Wordlab quotes David Kippen's slightly skeptical review, which says that "If a silly name like Accenture strikes you as "forward-thinking," you may be spending too much time hanging around boardrooms and breathing in Magic Marker fumes." Kippen ends with this:

... when the juicy anecdotes start flying, it's hard to begrudge [Frankel] his occasional swigs of BlackBerry Kool-Aid. Did you know that the poet Marianne Moore had a long correspondence with an automobile namer, from which the car names Civic and Diamante may eventually have sprung? Or that the consulting firm that coined Viagra is itself named -- I swear -- Wood Worldwide.

Blogcritics says that the book a "218-page-long puffed-up magazine article", and that "Chapter 7, on Viagra, is the only one worth reading carefully, and that only because the author explains the intricacies of the FDA's rules on drug naming." This is the most negative review I've seen.

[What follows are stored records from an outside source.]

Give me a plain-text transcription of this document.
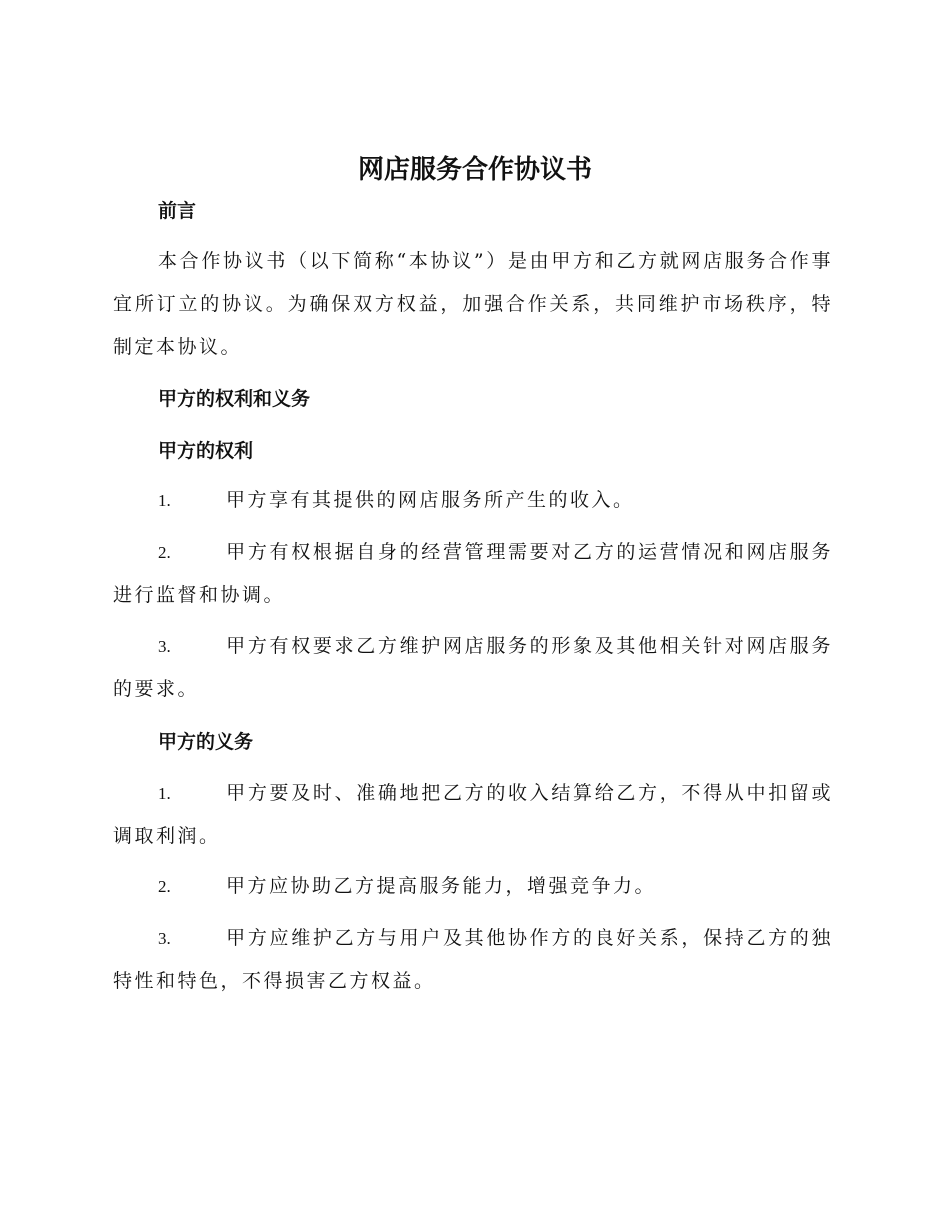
网店服务合作协议书
前言

本合作协议书（以下简称“本协议”）是由甲方和乙方就网店服务合作事宜所订立的协议。为确保双方权益，加强合作关系，共同维护市场秩序，特制定本协议。

甲方的权利和义务
甲方的权利

1.	甲方享有其提供的网店服务所产生的收入。

2.	甲方有权根据自身的经营管理需要对乙方的运营情况和网店服务进行监督和协调。

3.	甲方有权要求乙方维护网店服务的形象及其他相关针对网店服务的要求。

甲方的义务

1.	甲方要及时、准确地把乙方的收入结算给乙方，不得从中扣留或调取利润。

2.	甲方应协助乙方提高服务能力，增强竞争力。

3.	甲方应维护乙方与用户及其他协作方的良好关系，保持乙方的独特性和特色，不得损害乙方权益。
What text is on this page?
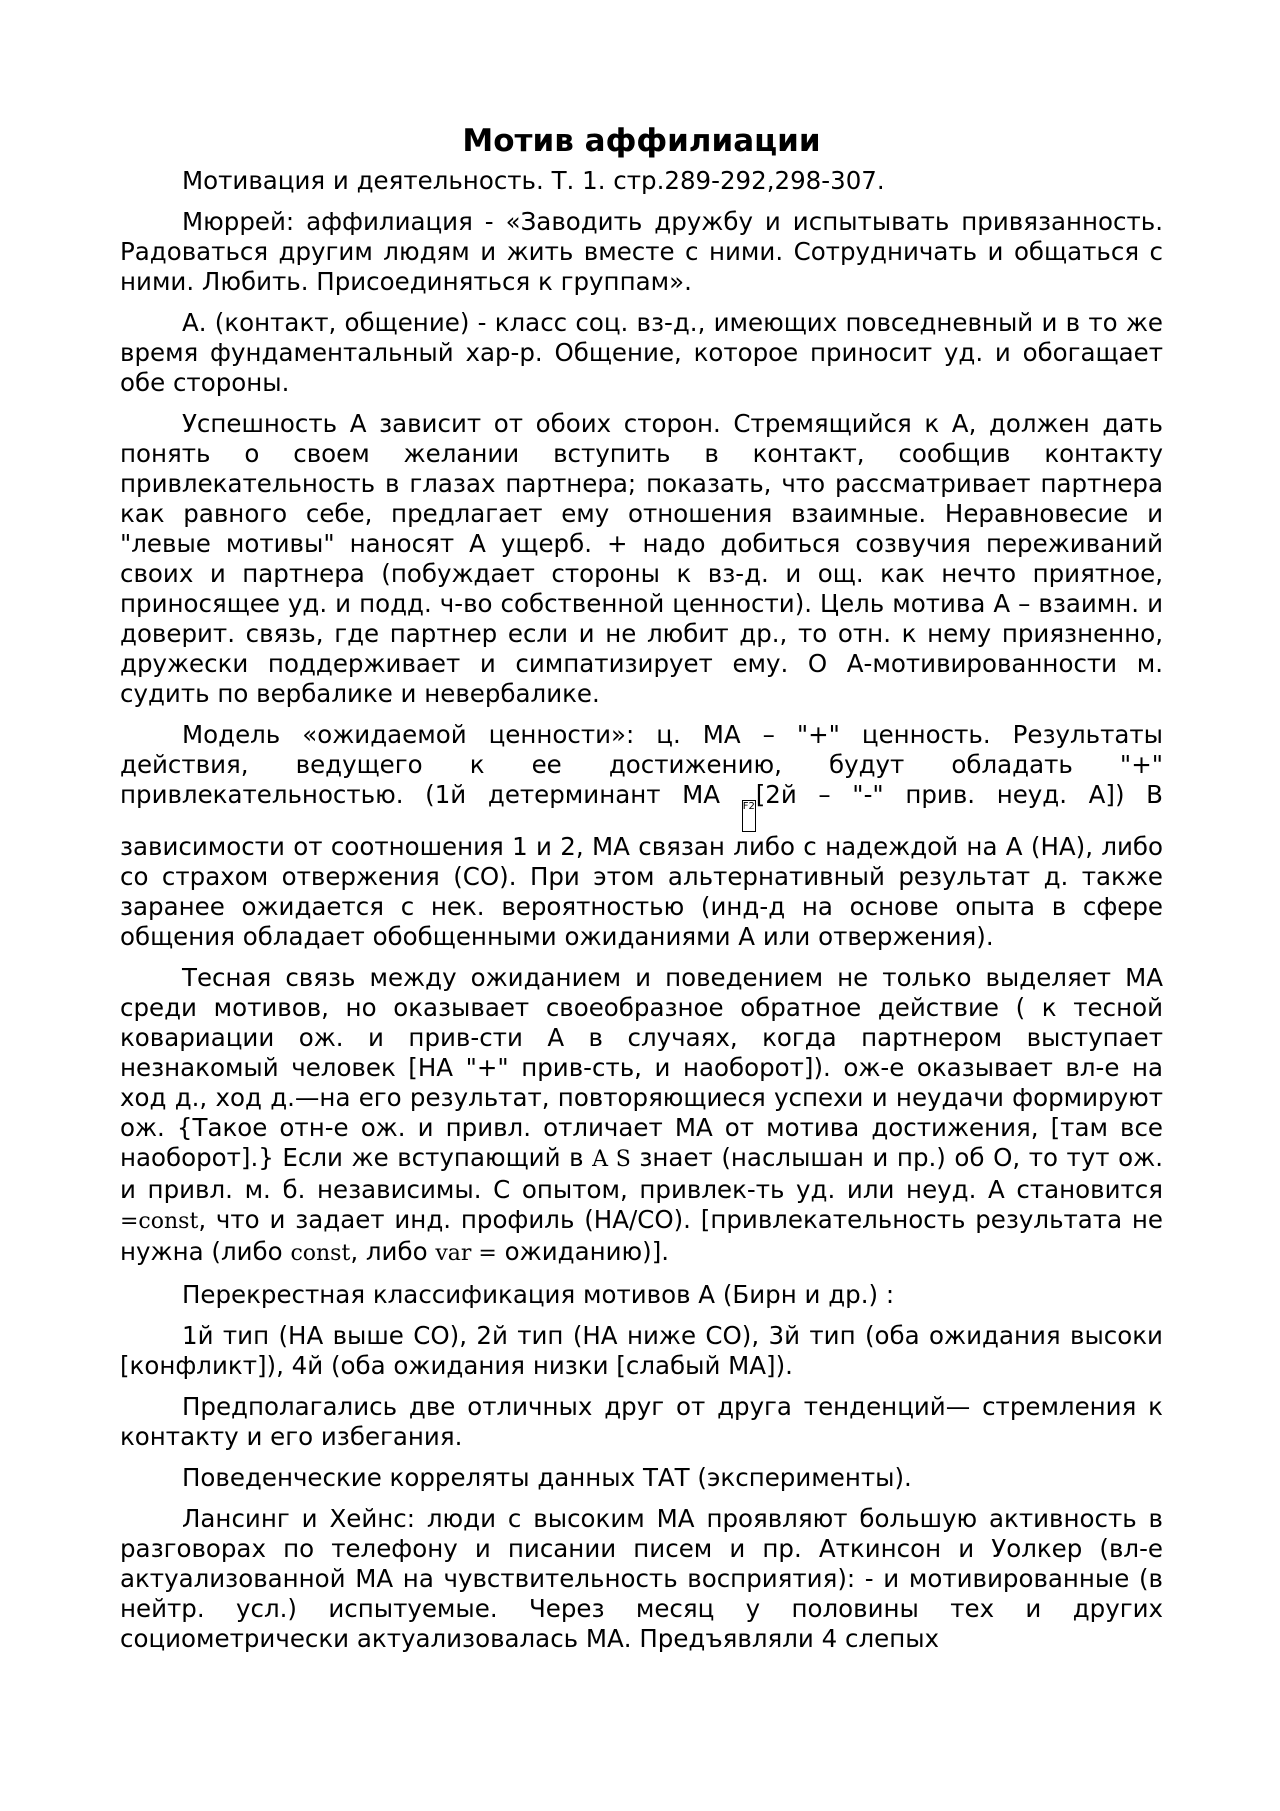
Мотив аффилиации

Мотивация и деятельность. Т. 1. стр.289-292,298-307.

Мюррей: аффилиация - «Заводить дружбу и испытывать привязанность. Радоваться другим людям и жить вместе с ними. Сотрудничать и общаться с ними. Любить. Присоединяться к группам».

А. (контакт, общение) - класс соц. вз-д., имеющих повседневный и в то же время фундаментальный хар-р. Общение, которое приносит уд. и обогащает обе стороны.

Успешность А зависит от обоих сторон. Стремящийся к А, должен дать понять о своем желании вступить в контакт, сообщив контакту привлекательность в глазах партнера; показать, что рассматривает партнера как равного себе, предлагает ему отношения взаимные. Неравновесие и "левые мотивы" наносят А ущерб. + надо добиться созвучия переживаний своих и партнера (побуждает стороны к вз-д. и ощ. как нечто приятное, приносящее уд. и подд. ч-во собственной ценности). Цель мотива А – взаимн. и доверит. связь, где партнер если и не любит др., то отн. к нему приязненно, дружески поддерживает и симпатизирует ему. О А-мотивированности м. судить по вербалике и невербалике.

Модель «ожидаемой ценности»: ц. МА – "+" ценность. Результаты действия, ведущего к ее достижению, будут обладать "+" привлекательностью. (1й детерминант МА F2[2й – "-" прив. неуд. А]) В зависимости от соотношения 1 и 2, МА связан либо с надеждой на А (НА), либо со страхом отвержения (СО). При этом альтернативный результат д. также заранее ожидается с нек. вероятностью (инд-д на основе опыта в сфере общения обладает обобщенными ожиданиями А или отвержения).

Тесная связь между ожиданием и поведением не только выделяет МА среди мотивов, но оказывает своеобразное обратное действие ( к тесной ковариации ож. и прив-сти А в случаях, когда партнером выступает незнакомый человек [НА "+" прив-сть, и наоборот]). ож-е оказывает вл-е на ход д., ход д.—на его результат, повторяющиеся успехи и неудачи формируют ож. {Такое отн-е ож. и привл. отличает МА от мотива достижения, [там все наоборот].} Если же вступающий в A S знает (наслышан и пр.) об О, то тут ож. и привл. м. б. независимы. С опытом, привлек-ть уд. или неуд. А становится =const, что и задает инд. профиль (НА/СО). [привлекательность результата не нужна (либо const, либо var = ожиданию)].

Перекрестная классификация мотивов А (Бирн и др.) :

1й тип (НА выше СО), 2й тип (НА ниже СО), 3й тип (оба ожидания высоки [конфликт]), 4й (оба ожидания низки [слабый МА]).

Предполагались две отличных друг от друга тенденций— стремления к контакту и его избегания.

Поведенческие корреляты данных ТАТ (эксперименты).

Лансинг и Хейнс: люди с высоким МА проявляют большую активность в разговорах по телефону и писании писем и пр. Аткинсон и Уолкер (вл-е актуализованной МА на чувствительность восприятия): - и мотивированные (в нейтр. усл.) испытуемые. Через месяц у половины тех и других социометрически актуализовалась МА. Предъявляли 4 слепых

Frankel has a weblog, but as of today, its only post (from May 7) says "This is a test." The book does have a web site with actual content, though, including links to other magazine articles that he's written on the subject.

For licensing information about "snuggle and all derivatives thereof ...; the adjective parsimonious; the preposition of; and the nouns crump, ether, parsley, helicopter, oligarchy,and rhodium", you'll have to check here at Language Log Lexical Industries with Dr. Geoffrey Pullum, Proprietor.